Heat Evacuation from Active Raman Media Heat Evacuation from Active Raman Media Using Quasi-PT Symmetry Coupling

TL;DR

This paper introduces a novel quasi-PT symmetry coupling method using a coupled-waveguide structure to significantly reduce heat generated by anti-Stokes Raman scattering in active Raman media, enhancing thermal management.

Contribution

It presents a new frequency-selective quasi-PT symmetry approach with coupled waveguides to suppress heat from CARS in active Raman media, which was not previously demonstrated.

Findings

Heat reduction by up to five times with optimal coupling.

Effective suppression of reversed CARS cycles.

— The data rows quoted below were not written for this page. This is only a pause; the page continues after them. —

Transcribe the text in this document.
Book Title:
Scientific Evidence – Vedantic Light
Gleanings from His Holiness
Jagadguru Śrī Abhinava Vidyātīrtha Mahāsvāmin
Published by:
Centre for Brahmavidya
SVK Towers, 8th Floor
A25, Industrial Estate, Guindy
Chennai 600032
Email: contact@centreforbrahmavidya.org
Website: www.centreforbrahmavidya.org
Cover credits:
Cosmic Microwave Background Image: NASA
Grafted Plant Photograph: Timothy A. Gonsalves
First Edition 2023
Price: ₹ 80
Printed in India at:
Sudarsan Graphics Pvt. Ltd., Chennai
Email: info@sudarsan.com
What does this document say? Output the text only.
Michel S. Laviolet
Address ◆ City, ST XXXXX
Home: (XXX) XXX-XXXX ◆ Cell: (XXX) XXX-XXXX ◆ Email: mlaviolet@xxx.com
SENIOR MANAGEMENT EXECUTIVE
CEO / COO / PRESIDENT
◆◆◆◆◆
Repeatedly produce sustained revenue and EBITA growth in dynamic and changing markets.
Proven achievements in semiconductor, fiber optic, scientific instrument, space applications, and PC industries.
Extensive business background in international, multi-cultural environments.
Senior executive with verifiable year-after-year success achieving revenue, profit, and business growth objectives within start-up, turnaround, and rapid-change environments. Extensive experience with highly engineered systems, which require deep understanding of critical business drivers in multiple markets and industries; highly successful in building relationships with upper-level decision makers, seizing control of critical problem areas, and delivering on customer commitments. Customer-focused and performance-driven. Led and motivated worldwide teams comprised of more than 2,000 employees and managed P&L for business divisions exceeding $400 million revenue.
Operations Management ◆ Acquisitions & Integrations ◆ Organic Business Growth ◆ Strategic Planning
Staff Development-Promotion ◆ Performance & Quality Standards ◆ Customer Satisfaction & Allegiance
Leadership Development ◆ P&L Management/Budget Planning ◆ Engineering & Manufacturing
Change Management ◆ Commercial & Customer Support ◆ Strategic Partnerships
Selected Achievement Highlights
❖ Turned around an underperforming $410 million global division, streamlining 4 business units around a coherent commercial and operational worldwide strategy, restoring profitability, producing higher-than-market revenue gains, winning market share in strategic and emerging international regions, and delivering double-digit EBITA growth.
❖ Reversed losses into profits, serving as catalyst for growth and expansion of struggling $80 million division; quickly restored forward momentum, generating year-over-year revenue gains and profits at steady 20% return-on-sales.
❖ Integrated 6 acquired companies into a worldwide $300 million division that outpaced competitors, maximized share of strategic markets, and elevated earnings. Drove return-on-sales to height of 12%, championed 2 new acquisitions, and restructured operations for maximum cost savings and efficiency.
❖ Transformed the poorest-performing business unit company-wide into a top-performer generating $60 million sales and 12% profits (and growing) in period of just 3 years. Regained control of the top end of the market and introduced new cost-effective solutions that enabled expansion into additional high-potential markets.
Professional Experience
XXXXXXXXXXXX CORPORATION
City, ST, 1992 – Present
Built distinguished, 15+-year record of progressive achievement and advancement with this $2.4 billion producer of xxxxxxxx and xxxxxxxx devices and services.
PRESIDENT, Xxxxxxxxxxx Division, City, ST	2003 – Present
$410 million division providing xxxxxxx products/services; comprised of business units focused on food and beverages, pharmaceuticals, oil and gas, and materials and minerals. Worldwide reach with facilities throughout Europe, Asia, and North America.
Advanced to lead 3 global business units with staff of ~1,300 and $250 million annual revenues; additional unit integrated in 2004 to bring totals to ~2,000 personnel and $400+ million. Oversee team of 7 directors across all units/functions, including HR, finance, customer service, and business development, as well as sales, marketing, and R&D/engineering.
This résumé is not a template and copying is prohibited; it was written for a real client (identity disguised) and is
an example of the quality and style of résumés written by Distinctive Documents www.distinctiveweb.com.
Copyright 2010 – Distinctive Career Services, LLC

Enhanced thermal management in Raman systems.

Abstract

We propose to use frequency-selective quasi parity-time symmetry to reduce the heat generated by coherent anti-Stokes Raman scattering (CARS) reversed cycles in active Raman media with phase mismatch. This is accomplished using a coupled-waveguide structure, which includes the active Raman waveguide (RW), where the Stokes signal undergoes amplification via stimulated Stokes Raman scattering (SSRS), and a dissipative waveguide (DW), which is tuned to the anti-Stokes wavelength so as to evacuate the corresponding anti-Stokes photons from the RW by coupling. The DW introduces optical loss that partially offsets the growth of the anti-Stokes signal in the RW and hence suppress the reversed CARS cycles that would otherwise result into heat generation in the RW. It is shown that the frequency-selective quasi parity-time symmetry provided by the DW can reduce the heat in active Raman media by a very factor of up to five when the CARS phase mismatch is compensated for by the optimum level of coupling between the RW and the DW.